Zuroff has pointed out that there have been no trials of accused Nazi war criminals during the country's independence.

"They are 105, or 115, or 120 years old. It is not in accordance with the system of justice to prosecute dead people", said former Estonian President Lennart Meri to Helsingin Sanomat.
He also feels that the period of just over ten years since Estonian independence is a relatively short time to organise all archives and find out what information really might exist.
During his presidency Lennart Meri named an independent international commission to investigate the crimes against humanity that might have taken place in Estonia during the German and Soviet occupation.

"The occupation affected all citizens - Estonians, Russians, Germans, Jews, Swedes, Finns, Ingrians, Setus, Latvians, and Lithuanians", Meri says. He does not want to raise the Jews above the others.

"During the occupation people of low morals were used who may have committed crimes", Meri adds. "Unfortunately we have not had as much time to conduct our studies as the Wiesenthal Centre has."

Meri feels that Zuroff's activities in Estonia are based on his own nationalist feelings:
"I respect Efraim Zuroff's activities on behalf of the citizens of his own country, and for the clarification of their fates. He is an Israeli nationalist and that is the whole thrust of his activity."
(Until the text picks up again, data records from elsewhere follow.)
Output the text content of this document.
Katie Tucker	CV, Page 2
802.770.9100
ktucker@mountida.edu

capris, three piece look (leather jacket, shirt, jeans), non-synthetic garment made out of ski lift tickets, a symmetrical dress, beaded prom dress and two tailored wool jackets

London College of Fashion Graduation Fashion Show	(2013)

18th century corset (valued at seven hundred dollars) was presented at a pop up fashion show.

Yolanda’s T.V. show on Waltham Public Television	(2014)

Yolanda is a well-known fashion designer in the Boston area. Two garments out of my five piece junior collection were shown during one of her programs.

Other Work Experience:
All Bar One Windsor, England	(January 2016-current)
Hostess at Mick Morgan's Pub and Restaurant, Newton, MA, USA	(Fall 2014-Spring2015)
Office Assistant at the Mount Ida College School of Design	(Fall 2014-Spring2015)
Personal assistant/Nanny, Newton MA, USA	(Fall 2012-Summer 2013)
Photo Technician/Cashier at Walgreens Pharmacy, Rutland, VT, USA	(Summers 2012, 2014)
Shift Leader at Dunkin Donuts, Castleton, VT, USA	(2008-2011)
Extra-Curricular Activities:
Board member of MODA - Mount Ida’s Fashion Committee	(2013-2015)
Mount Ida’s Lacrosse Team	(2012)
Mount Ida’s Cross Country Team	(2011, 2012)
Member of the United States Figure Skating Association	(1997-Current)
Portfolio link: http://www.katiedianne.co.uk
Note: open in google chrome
Historian Meelis Maripuu says that it is difficult to find evidence against individual Nazi criminals, because all that are left are interrogation protocols of the Soviet period.
"The interrogation protocols were often written in advance. The signatures were either coerced at gunpoint or were the result of administering of drugs", says Maripuu, who studies Estonia's recent history.

As a gesture of political goodwill the Estonian Government decided on Tuesday that schools in the country would start to mark January 27 as a day to commemorate the persecution of the Jews. Prime Minister Siim Kallas has insisted that the decision has nothing to do with Zuroff's campaign.